Aaron Jafferis Byron Au Yong

“We’re in the thick of things now,” says Aaron Jafferis on the phone during a break in rehearsals in Miami for yet another production of [Be]longing, the community-rooted music-theater piece that will be re-envisioned for New Haven during the International Festival of Arts & Ideas. The show is being presented in association with Long Wharf Theatre, where it will be presented Saturday and Sunday, June 17 and 18.

The New Haven-based performance artist-poet-writer created the work, described as a “theatrical oratorio,” with composer Byron Au Yong, his collaborator for the intimate opera Stuck Elevator, which played at the festival several years ago.

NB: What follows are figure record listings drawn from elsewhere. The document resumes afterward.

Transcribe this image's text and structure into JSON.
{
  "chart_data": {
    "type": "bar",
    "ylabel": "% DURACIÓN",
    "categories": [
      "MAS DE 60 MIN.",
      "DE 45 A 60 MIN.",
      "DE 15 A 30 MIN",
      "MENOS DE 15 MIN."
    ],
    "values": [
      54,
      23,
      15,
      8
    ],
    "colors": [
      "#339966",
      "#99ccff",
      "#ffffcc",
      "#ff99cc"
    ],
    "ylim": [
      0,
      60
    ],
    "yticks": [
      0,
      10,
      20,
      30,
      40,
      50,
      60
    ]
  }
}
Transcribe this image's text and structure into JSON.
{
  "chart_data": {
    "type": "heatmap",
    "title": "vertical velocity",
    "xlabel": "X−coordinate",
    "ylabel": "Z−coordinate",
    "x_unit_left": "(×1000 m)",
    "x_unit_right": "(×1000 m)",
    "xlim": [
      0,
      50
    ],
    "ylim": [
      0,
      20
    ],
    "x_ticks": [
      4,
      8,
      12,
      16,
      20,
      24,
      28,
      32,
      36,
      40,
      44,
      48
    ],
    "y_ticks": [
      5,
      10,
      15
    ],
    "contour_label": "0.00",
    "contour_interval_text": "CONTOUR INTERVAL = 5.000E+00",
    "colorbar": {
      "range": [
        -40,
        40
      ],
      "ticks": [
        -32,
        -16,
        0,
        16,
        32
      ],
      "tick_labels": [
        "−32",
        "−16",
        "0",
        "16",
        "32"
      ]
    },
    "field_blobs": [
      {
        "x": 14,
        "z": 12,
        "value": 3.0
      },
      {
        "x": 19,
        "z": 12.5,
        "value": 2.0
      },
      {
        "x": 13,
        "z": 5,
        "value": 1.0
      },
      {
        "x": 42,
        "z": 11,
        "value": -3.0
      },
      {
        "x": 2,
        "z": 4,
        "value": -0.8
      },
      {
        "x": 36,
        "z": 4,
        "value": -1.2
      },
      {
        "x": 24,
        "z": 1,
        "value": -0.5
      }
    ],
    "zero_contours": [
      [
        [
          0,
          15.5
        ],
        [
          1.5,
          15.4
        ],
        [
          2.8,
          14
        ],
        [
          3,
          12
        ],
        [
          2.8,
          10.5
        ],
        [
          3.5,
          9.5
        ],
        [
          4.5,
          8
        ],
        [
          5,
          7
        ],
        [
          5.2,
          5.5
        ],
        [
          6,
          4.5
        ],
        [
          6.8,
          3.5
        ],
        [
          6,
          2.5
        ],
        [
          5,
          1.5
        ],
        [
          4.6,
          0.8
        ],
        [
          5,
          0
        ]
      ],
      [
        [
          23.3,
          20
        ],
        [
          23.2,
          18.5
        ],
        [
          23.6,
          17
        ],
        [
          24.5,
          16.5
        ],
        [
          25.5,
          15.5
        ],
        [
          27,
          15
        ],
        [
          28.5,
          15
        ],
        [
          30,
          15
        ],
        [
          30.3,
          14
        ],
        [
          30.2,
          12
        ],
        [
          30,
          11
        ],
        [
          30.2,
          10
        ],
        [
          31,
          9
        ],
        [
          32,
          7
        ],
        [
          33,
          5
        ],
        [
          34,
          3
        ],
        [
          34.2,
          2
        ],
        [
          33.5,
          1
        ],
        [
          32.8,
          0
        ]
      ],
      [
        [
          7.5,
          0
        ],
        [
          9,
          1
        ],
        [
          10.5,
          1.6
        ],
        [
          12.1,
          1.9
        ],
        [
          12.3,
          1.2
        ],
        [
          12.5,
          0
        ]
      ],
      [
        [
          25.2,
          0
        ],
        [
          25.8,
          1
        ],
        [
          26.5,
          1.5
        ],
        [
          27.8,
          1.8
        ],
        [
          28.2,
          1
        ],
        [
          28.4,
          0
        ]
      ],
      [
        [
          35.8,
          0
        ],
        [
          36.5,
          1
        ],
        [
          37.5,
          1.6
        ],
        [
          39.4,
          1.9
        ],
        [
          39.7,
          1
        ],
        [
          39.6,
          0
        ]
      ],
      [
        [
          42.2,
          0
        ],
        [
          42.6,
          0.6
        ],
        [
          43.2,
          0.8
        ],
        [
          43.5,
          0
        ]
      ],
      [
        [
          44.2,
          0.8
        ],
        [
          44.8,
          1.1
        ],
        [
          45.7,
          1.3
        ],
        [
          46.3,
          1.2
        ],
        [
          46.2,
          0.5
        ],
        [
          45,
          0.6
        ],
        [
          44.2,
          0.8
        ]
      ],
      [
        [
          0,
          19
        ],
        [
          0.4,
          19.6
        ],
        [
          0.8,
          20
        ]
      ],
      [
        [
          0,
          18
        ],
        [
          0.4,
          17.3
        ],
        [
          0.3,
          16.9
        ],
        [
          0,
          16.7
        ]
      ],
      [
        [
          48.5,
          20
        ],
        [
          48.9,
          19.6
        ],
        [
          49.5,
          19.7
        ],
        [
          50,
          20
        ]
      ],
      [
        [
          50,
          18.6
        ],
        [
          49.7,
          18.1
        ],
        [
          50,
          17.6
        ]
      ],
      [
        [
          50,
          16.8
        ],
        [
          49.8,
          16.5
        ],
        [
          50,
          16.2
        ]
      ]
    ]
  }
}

But this time out the two are not bringing a ready-made work to town, but rather are working with the local community for the “performance event,” which will feature locally cast singers, beat-boxers, hip-hop artists, and choruses performing original material and “reflecting our society’s collective emergence from large-scale tragedies.”

The multi-act piece are “reflections surrounding the Virginia Tech and Newtown killings,” but told from a local perspective and featuring about 35 to 40 performers, half adult, half young people.

“Many of the songs and raps are based on interviews with local people who have been affected by gun violence, including survivors and families of victims,” says Jafferis, whose previous works includes Howe to BreakKingdom, and No Lie; he was also part of the Cornerstone Theater’s production of the community-centric work, The Good Person of New Haven at Long Wharf theater in 2001.

The idea of the piece began following the shooting on the campus of Virginia Tech when Seung-Hui Cho, a senior at the school, shot and killed 32 people and wounded 17 others before killing himself.